Krachtens artikel 34 van de Regeling tijdelijk verlaten van de inrichting (hierna: de Regeling), kan strafonderbreking worden verleend wegens zodanig bijzondere omstandigheden in de persoonlijke sfeer dat niet kan worden volstaan met een andere vorm
van
verlof. In de artikelen 36 tot en met 38 van de Regeling staan de situaties beschreven waarbij strafonderbreking verleend kan worden. Hoewel onder de daarin omschreven relaties de broer niet uitdrukkelijk wordt genoemd, moet uit de toelichting op deze
artikelen worden geconcludeerd dat strafonderbreking mogelijk is voor dezelfde kring van relaties voor wie onder dringende omstandigheden ook incidenteel verlof kan worden verleend. Het door klager beoogde doel, de zorg voor zijn 13-jarige broertje
tijdelijk op zich te nemen gedurende de herstelperiode van hun vader, is echter onvoldoende aangetoond.
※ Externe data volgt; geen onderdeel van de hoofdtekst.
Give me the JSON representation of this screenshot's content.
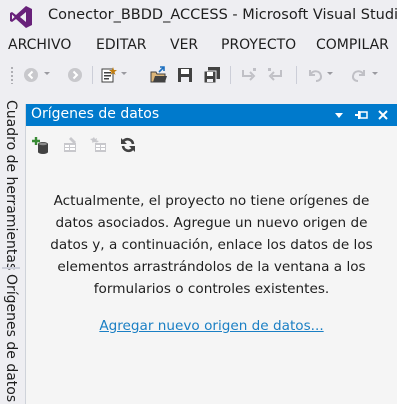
{
  "window": {
    "title": "Conector_BBDD_ACCESS - Microsoft Visual Studio",
    "logo_icon": "visual-studio-logo",
    "accent": "#68217a"
  },
  "menu": {
    "items": [
      "ARCHIVO",
      "EDITAR",
      "VER",
      "PROYECTO",
      "COMPILAR"
    ]
  },
  "toolbar": {
    "buttons": [
      "back-icon",
      "forward-icon",
      "new-project-icon",
      "open-file-icon",
      "save-icon",
      "save-all-icon",
      "step-into-icon",
      "step-out-icon",
      "undo-icon",
      "redo-icon"
    ]
  },
  "side_tabs": {
    "items": [
      "Cuadro de herramientas",
      "Orígenes de datos"
    ]
  },
  "panel": {
    "title": "Orígenes de datos",
    "header_color": "#007acc",
    "message": "Actualmente, el proyecto no tiene orígenes de datos asociados. Agregue un nuevo origen de datos y, a continuación, enlace los datos de los elementos arrastrándolos de la ventana a los formularios o controles existentes.",
    "link": "Agregar nuevo origen de datos...",
    "link_color": "#1a7fc4",
    "toolbar_icons": [
      "add-data-source-icon",
      "edit-dataset-icon",
      "configure-dataset-icon",
      "refresh-icon"
    ]
  }
}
Derhalve kan de beslissing van de Staatssecretaris, bij afweging van alle in aanmerking komende belangen, niet als onredelijk of onbillijk worden
aangemerkt.

4. De uitspraak
De beroepscommissie verklaart het beroep ongegrond.

Aldus gegeven door de beroepscommissie voornoemd, bestaande uit mr. U. van de Pol, voorzitter, mr. M. Boone en mr. J.M.M. van Woensel, leden, in tegenwoordigheid van mr. I. Lispet, secretaris, op 20 maart 2009.